The long and winding road…

I doubt if the average person who even knows about Kyudo has any idea how difficult it is. Like Tai Chi, it looks easy enough, but only because someone put in a lot of time making the movement look easy, natural. I have been doing this for some 5 yrs now and I am just now understanding, the complexity of the details. There is a saying in Tai Chi Chuan that it takes 10 yrs to understand the basics. When I first heard that I thought whatttt, no way. After 10 yrs, and time with a good teacher, I understood. I am understanding now why it is said until you reach Yon-dan you are still a beginner. Or something like that.

It is not just about hitting, it is about looking good while you are doing it. It is not just about looking good and hitting, but looking good, and hitting with a certain spirit. Looking good, spirit, relaxed, natural body and hitting. There are certain details to looking good, hitting, with a strong spirit, and elegance, with certain details, boundaries, criteria and alignments.
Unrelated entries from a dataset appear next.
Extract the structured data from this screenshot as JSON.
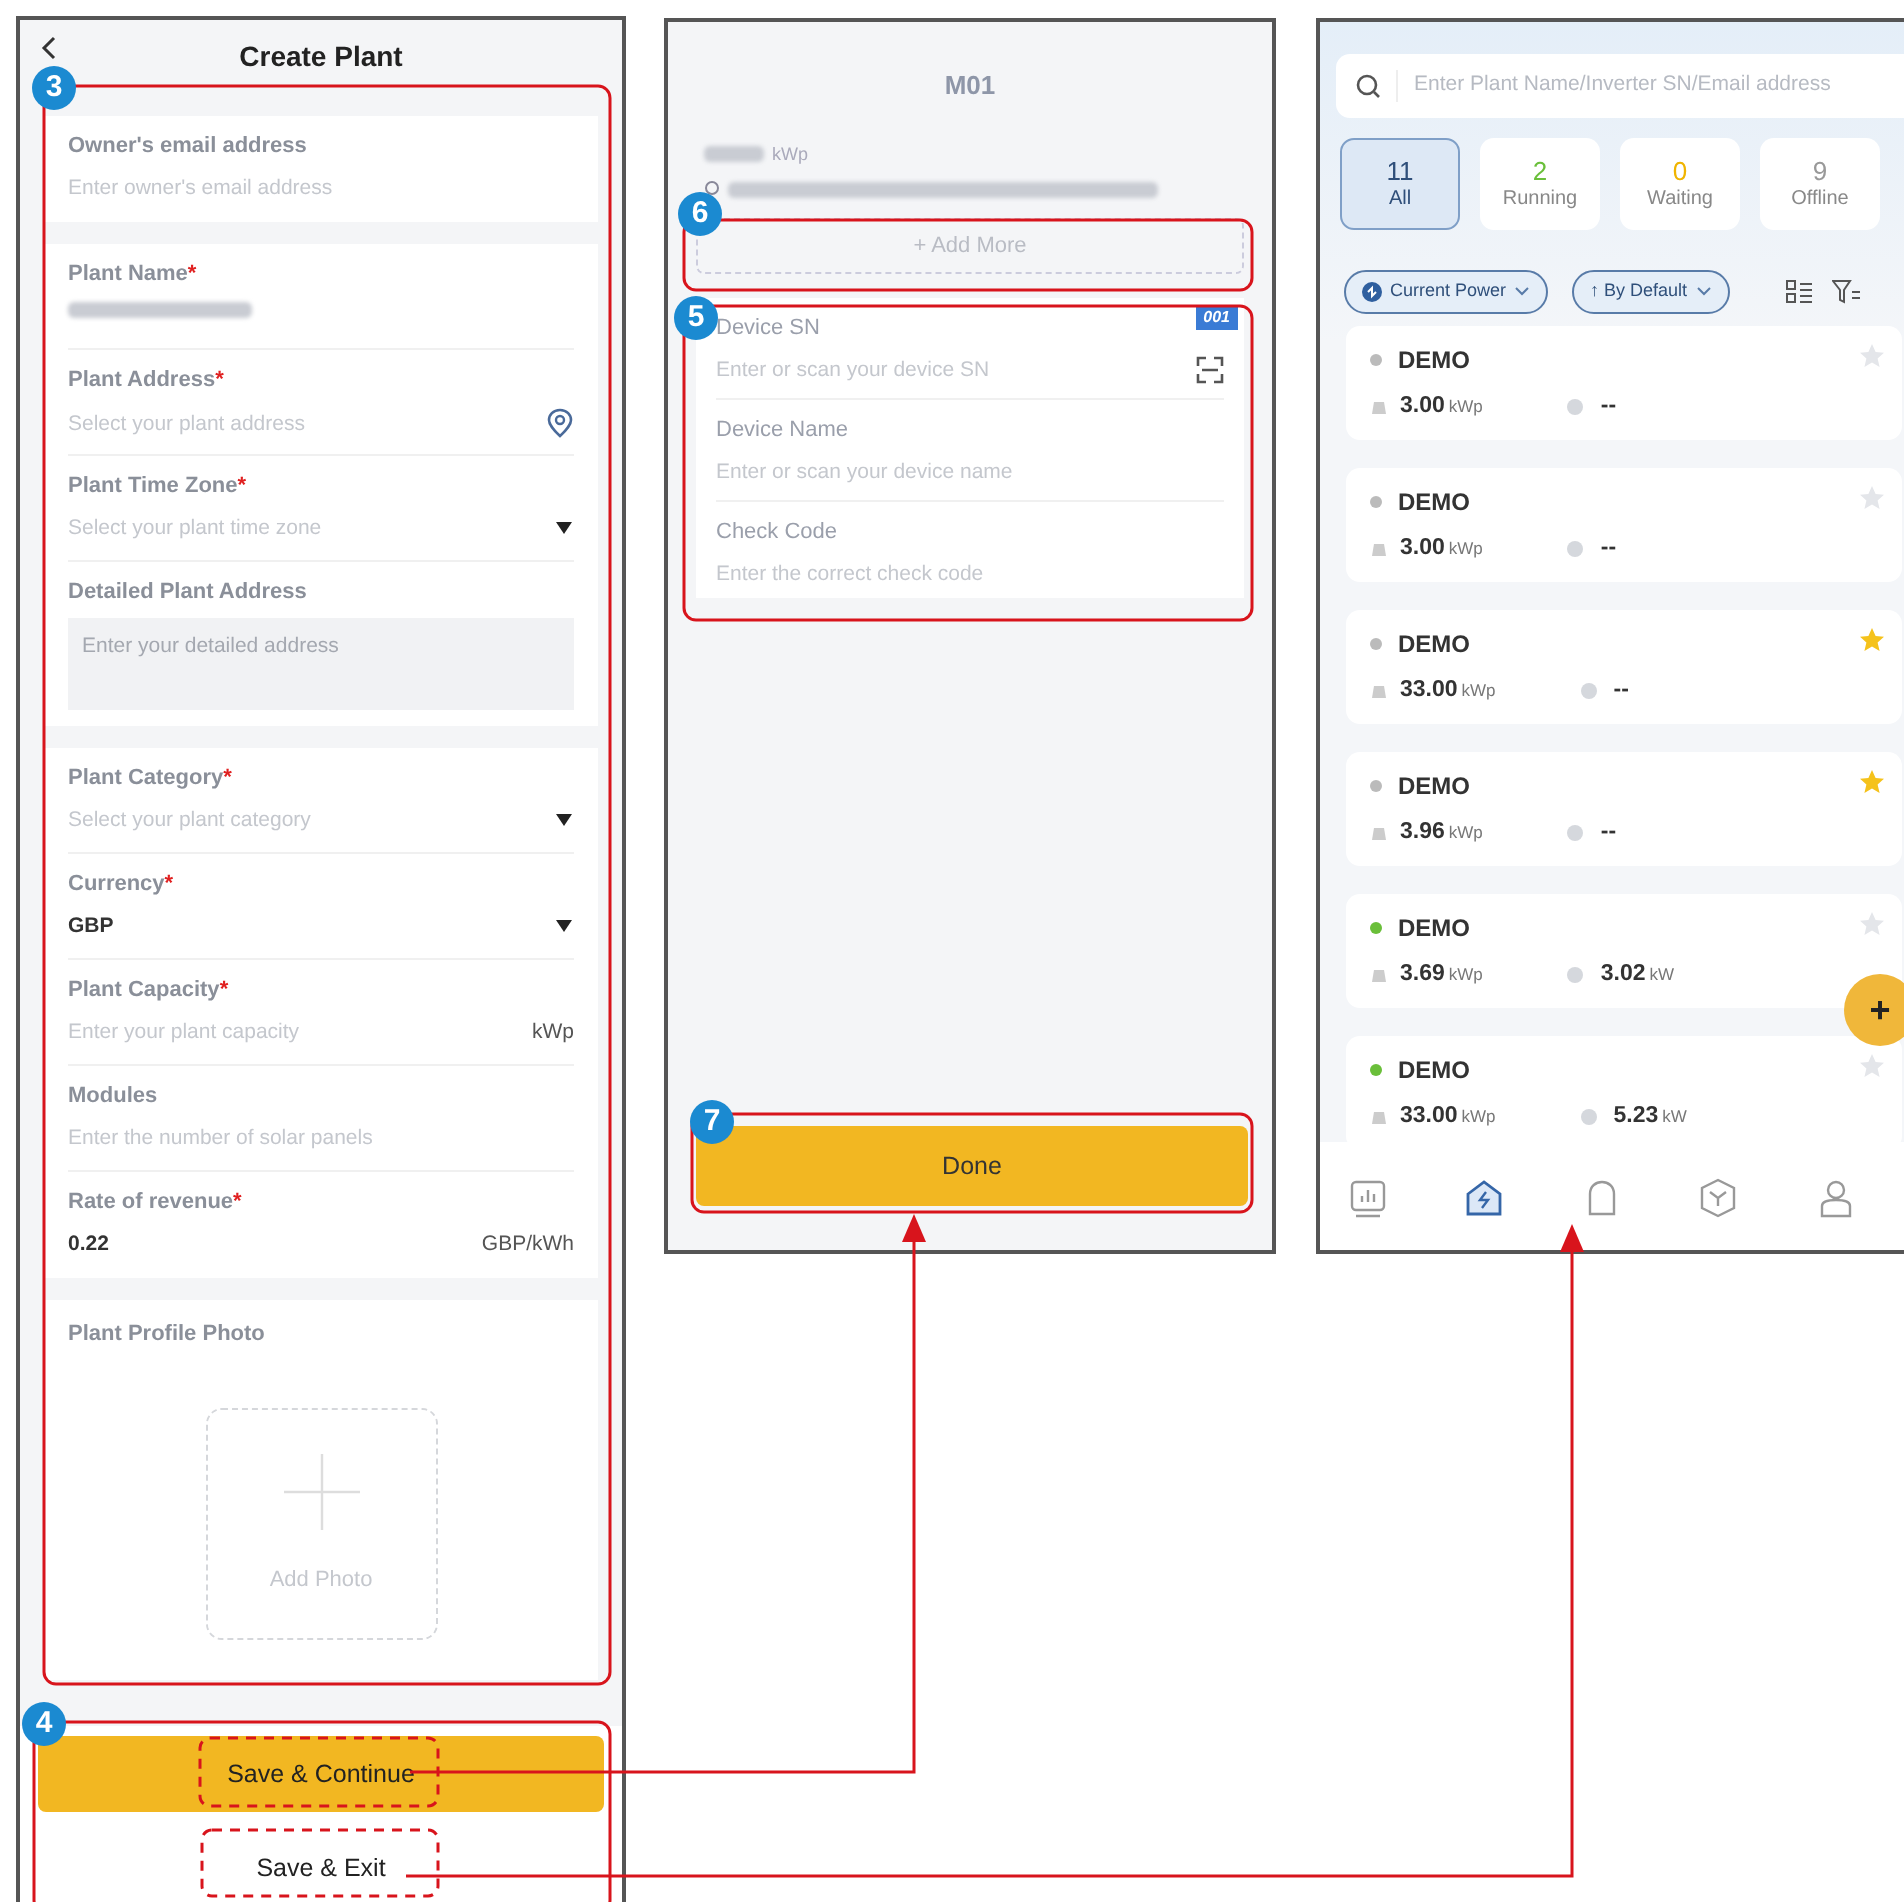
{
  "create_plant": {
    "title": "Create Plant",
    "sections": [
      {
        "fields": [
          {
            "kind": "input",
            "label": "Owner's email address",
            "placeholder": "Enter owner's email address"
          }
        ]
      },
      {
        "fields": [
          {
            "kind": "redacted",
            "label": "Plant Name",
            "required_mark": "*"
          },
          {
            "kind": "location",
            "label": "Plant Address",
            "required_mark": "*",
            "placeholder": "Select your plant address"
          },
          {
            "kind": "select",
            "label": "Plant Time Zone",
            "required_mark": "*",
            "placeholder": "Select your plant time zone"
          },
          {
            "kind": "textarea",
            "label": "Detailed Plant Address",
            "placeholder": "Enter your detailed address"
          }
        ]
      },
      {
        "fields": [
          {
            "kind": "select",
            "label": "Plant Category",
            "required_mark": "*",
            "placeholder": "Select your plant category"
          },
          {
            "kind": "select",
            "label": "Currency",
            "required_mark": "*",
            "value": "GBP"
          },
          {
            "kind": "input",
            "label": "Plant Capacity",
            "required_mark": "*",
            "placeholder": "Enter your plant capacity",
            "unit": "kWp"
          },
          {
            "kind": "input",
            "label": "Modules",
            "placeholder": "Enter the number of solar panels"
          },
          {
            "kind": "input",
            "label": "Rate of revenue",
            "required_mark": "*",
            "value": "0.22",
            "unit": "GBP/kWh"
          }
        ]
      }
    ],
    "photo": {
      "label": "Plant Profile Photo",
      "button": "Add Photo"
    },
    "buttons": [
      {
        "label": "Save & Continue",
        "kind": "primary"
      },
      {
        "label": "Save & Exit",
        "kind": "plain"
      }
    ]
  },
  "device_screen": {
    "title": "M01",
    "capacity_unit": "kWp",
    "add_more": "+ Add More",
    "tag": "001",
    "fields": [
      {
        "label": "Device SN",
        "placeholder": "Enter or scan your device SN",
        "kind": "scan"
      },
      {
        "label": "Device Name",
        "placeholder": "Enter or scan your device name",
        "kind": "input"
      },
      {
        "label": "Check Code",
        "placeholder": "Enter the correct check code",
        "kind": "input"
      }
    ],
    "button": "Done"
  },
  "plant_list": {
    "search_placeholder": "Enter Plant Name/Inverter SN/Email address",
    "status_tabs": [
      {
        "count": "11",
        "label": "All",
        "selected": true,
        "color": "#2f4f7a"
      },
      {
        "count": "2",
        "label": "Running",
        "selected": false,
        "color": "#6abf3a"
      },
      {
        "count": "0",
        "label": "Waiting",
        "selected": false,
        "color": "#f0b400"
      },
      {
        "count": "9",
        "label": "Offline",
        "selected": false,
        "color": "#999999"
      }
    ],
    "filters": [
      {
        "label": "Current Power",
        "kind": "power"
      },
      {
        "label": "↑ By Default",
        "kind": "sort"
      }
    ],
    "plants": [
      {
        "name": "DEMO",
        "color": "#bbbbbb",
        "capacity": "3.00",
        "capacity_unit": "kWp",
        "power": "--",
        "starred": false
      },
      {
        "name": "DEMO",
        "color": "#bbbbbb",
        "capacity": "3.00",
        "capacity_unit": "kWp",
        "power": "--",
        "starred": false
      },
      {
        "name": "DEMO",
        "color": "#bbbbbb",
        "capacity": "33.00",
        "capacity_unit": "kWp",
        "power": "--",
        "starred": true
      },
      {
        "name": "DEMO",
        "color": "#bbbbbb",
        "capacity": "3.96",
        "capacity_unit": "kWp",
        "power": "--",
        "starred": true
      },
      {
        "name": "DEMO",
        "color": "#6abf3a",
        "capacity": "3.69",
        "capacity_unit": "kWp",
        "power": "3.02",
        "power_unit": "kW",
        "starred": false
      },
      {
        "name": "DEMO",
        "color": "#6abf3a",
        "capacity": "33.00",
        "capacity_unit": "kWp",
        "power": "5.23",
        "power_unit": "kW",
        "starred": false
      }
    ],
    "fab": "+",
    "nav": [
      {
        "kind": "chart",
        "selected": false
      },
      {
        "kind": "home",
        "selected": true
      },
      {
        "kind": "bell",
        "selected": false
      },
      {
        "kind": "cube",
        "selected": false
      },
      {
        "kind": "user",
        "selected": false
      }
    ]
  },
  "callouts": [
    {
      "number": "3"
    },
    {
      "number": "4"
    },
    {
      "number": "5"
    },
    {
      "number": "6"
    },
    {
      "number": "7"
    }
  ]
}
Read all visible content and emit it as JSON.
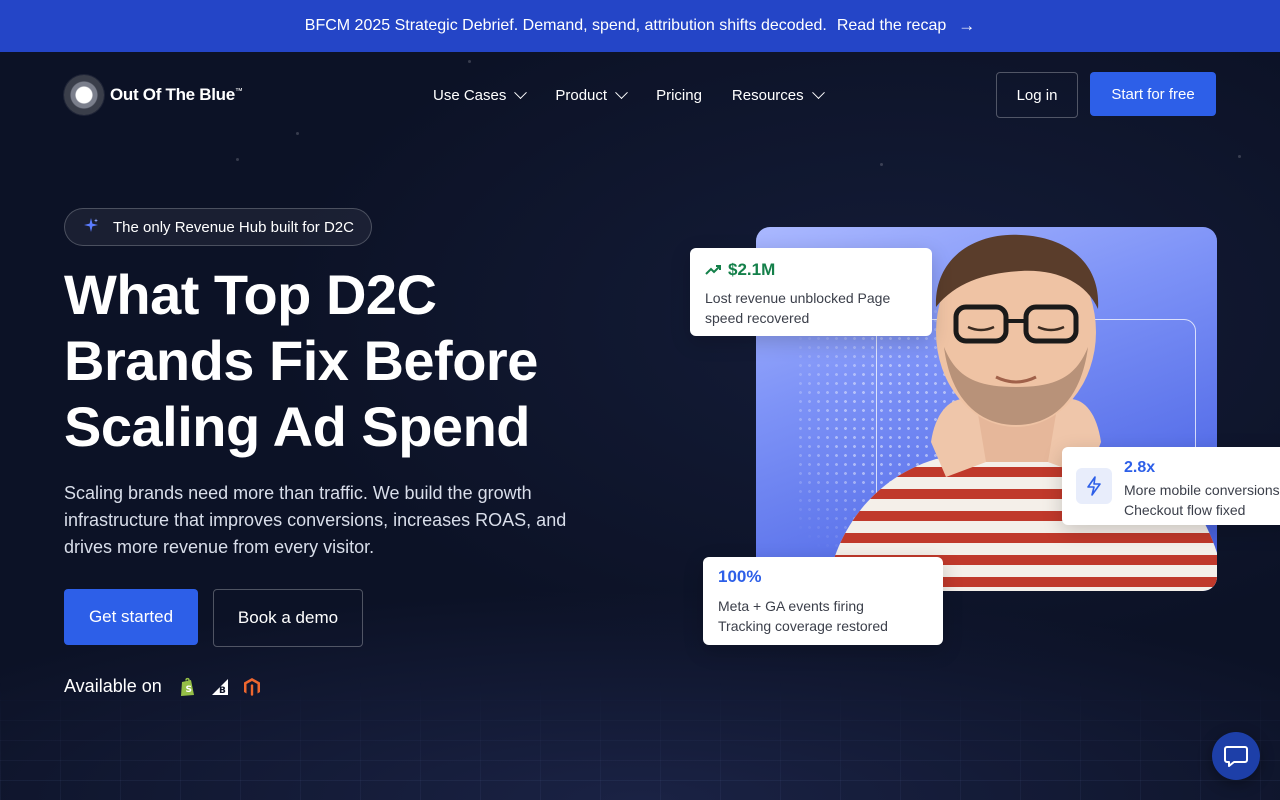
{
  "announcement": {
    "text": "BFCM 2025 Strategic Debrief. Demand, spend, attribution shifts decoded.",
    "link_label": "Read the recap"
  },
  "nav": {
    "brand": "Out Of The Blue",
    "brand_tm": "™",
    "items": [
      {
        "label": "Use Cases",
        "dropdown": true
      },
      {
        "label": "Product",
        "dropdown": true
      },
      {
        "label": "Pricing",
        "dropdown": false
      },
      {
        "label": "Resources",
        "dropdown": true
      }
    ],
    "login_label": "Log in",
    "start_label": "Start for free"
  },
  "hero": {
    "badge": "The only Revenue Hub built for D2C",
    "title_lines": [
      "What Top D2C",
      "Brands Fix Before",
      "Scaling Ad Spend"
    ],
    "subtitle": "Scaling brands need more than traffic. We build the growth infrastructure that improves conversions, increases ROAS, and drives more revenue from every visitor.",
    "cta_primary": "Get started",
    "cta_secondary": "Book a demo",
    "available_label": "Available on",
    "platforms": [
      "shopify-icon",
      "bigcommerce-icon",
      "magento-icon"
    ]
  },
  "stats": [
    {
      "value": "$2.1M",
      "desc": [
        "Lost revenue unblocked Page",
        "speed recovered"
      ],
      "icon": "trend-up-icon"
    },
    {
      "value": "2.8x",
      "desc": [
        "More mobile conversions",
        "Checkout flow fixed"
      ],
      "icon": "lightning-icon"
    },
    {
      "value": "100%",
      "desc": [
        "Meta + GA events firing",
        "Tracking coverage restored"
      ]
    }
  ],
  "colors": {
    "accent": "#2d5fe8",
    "announce_bg": "#2445c7",
    "page_bg": "#0c1226",
    "positive": "#14804a"
  }
}
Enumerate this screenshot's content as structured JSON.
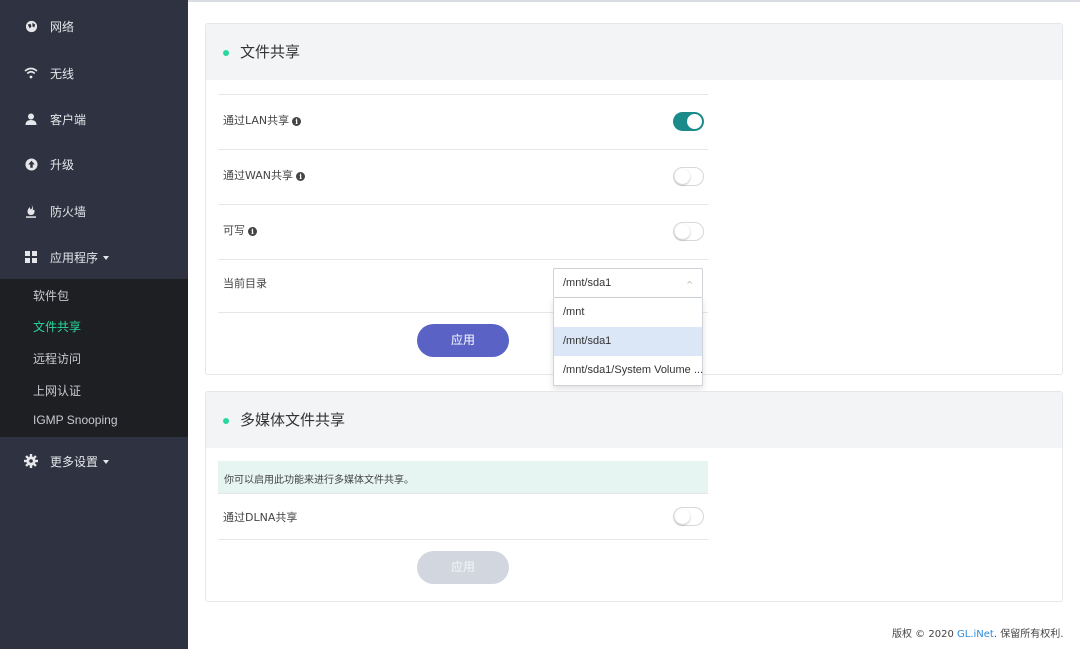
{
  "sidebar": {
    "items": [
      {
        "icon": "globe-icon",
        "label": "网络"
      },
      {
        "icon": "wifi-icon",
        "label": "无线"
      },
      {
        "icon": "user-icon",
        "label": "客户端"
      },
      {
        "icon": "upgrade-icon",
        "label": "升级"
      },
      {
        "icon": "firewall-icon",
        "label": "防火墙"
      },
      {
        "icon": "apps-icon",
        "label": "应用程序"
      },
      {
        "icon": "gear-icon",
        "label": "更多设置"
      }
    ],
    "submenu": [
      "软件包",
      "文件共享",
      "远程访问",
      "上网认证",
      "IGMP Snooping"
    ],
    "active_sub": "文件共享",
    "accent_color": "#27d89b"
  },
  "file_share": {
    "title": "文件共享",
    "rows": [
      {
        "label": "通过LAN共享",
        "info": "i",
        "toggle": "on"
      },
      {
        "label": "通过WAN共享",
        "info": "i",
        "toggle": "off"
      },
      {
        "label": "可写",
        "info": "i",
        "toggle": "off"
      }
    ],
    "dir_label": "当前目录",
    "dir_value": "/mnt/sda1",
    "dir_options": [
      "/mnt",
      "/mnt/sda1",
      "/mnt/sda1/System Volume ..."
    ],
    "apply_label": "应用"
  },
  "media_share": {
    "title": "多媒体文件共享",
    "notice": "你可以启用此功能来进行多媒体文件共享。",
    "dlna_label": "通过DLNA共享",
    "dlna_toggle": "off",
    "apply_label": "应用"
  },
  "footer": {
    "prefix": "版权 © 2020 ",
    "link": "GL.iNet",
    "suffix": ". 保留所有权利."
  }
}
It is in fact the essence of the Zen philosophy that everything is connected, everything is codependent on everything else. There is no duality, it is the same in Kyudo. Like a tree, if the roots are poor, tree will be weak.
It is simple enough to pull the bow and arrow and even hit the target perhaps. That does not make it good kyudo. It can be called archery, perhaps even good archery, but not good Kyudo. If the angle of the hand, ether hand is incorrect…No good! One may hit, but that does not make it good Kyudo. When one makes that change to the correct hand angle, the hit no longer occurs. You shift the balance of your body forward, backward or to the side, turn your foot differently, lower the angle of your shoulder. The truth, ( the arrow flight, the hit ) changes. 
It is interesting when the Kaicho is directing me as I go onto Kai and once there settle in to his directions, i can feel things click into place and the Truth expresses itself at the moment of release. Before it hits I know it will hit as it is in flight. Repeating that over and over and over is the challange. How was the breath at that moment, how were my arms, balance, hand tension, chest expansion, extension to the mato, extension away from the mato, the counter extension. The yin to the yang punch it would be called in Kung Fu. The counter action in science terms.
There are no same drops of water in the ocean, no same two days, snowflakes, yet one needs that sameness, or as close to it as possible each time one shoots…and still express elegance, refinement.
Shinsa is two days away I am still struggling to express the same truth in my shots. Truth as in everything is as should be, before this moment. Before I make this flower, which is the release of the arrow, the hit, all of the tree is in harmony with itself. My hit percentage has dropped over the last week. I am still adjusting details. I did not push the same on that shot, my arm angle is different, my Hikiwake balance is off, my elbow path is not on the same plane of travel, the angle of my Daisan, Toyrikaki, too much tension in my forearm. I am feeling like a cluts. My confidence going into this is low. Better than my first try at San-dan, but lower than I think it should be. On one hand it is not good to be overconfident, yet under is also not good. There needs to be the middle ground. My determination will not be so focused on “winning” but being “present”, mindful at each step. Having Sanmi-Ittai. Doing my best with spirit and focus. This is the Shaolin Chan way. This is Chan practice. This is also my self pep-talk…

2 thoughts on “The long and winding road…

  1. I think your approach is exactly right: focus all your energy/spirit on just the one move that you are making at that particular moment. Meanwhile enjoy the shinsa atmosphere and the energy of people doing their best with no thought of competition.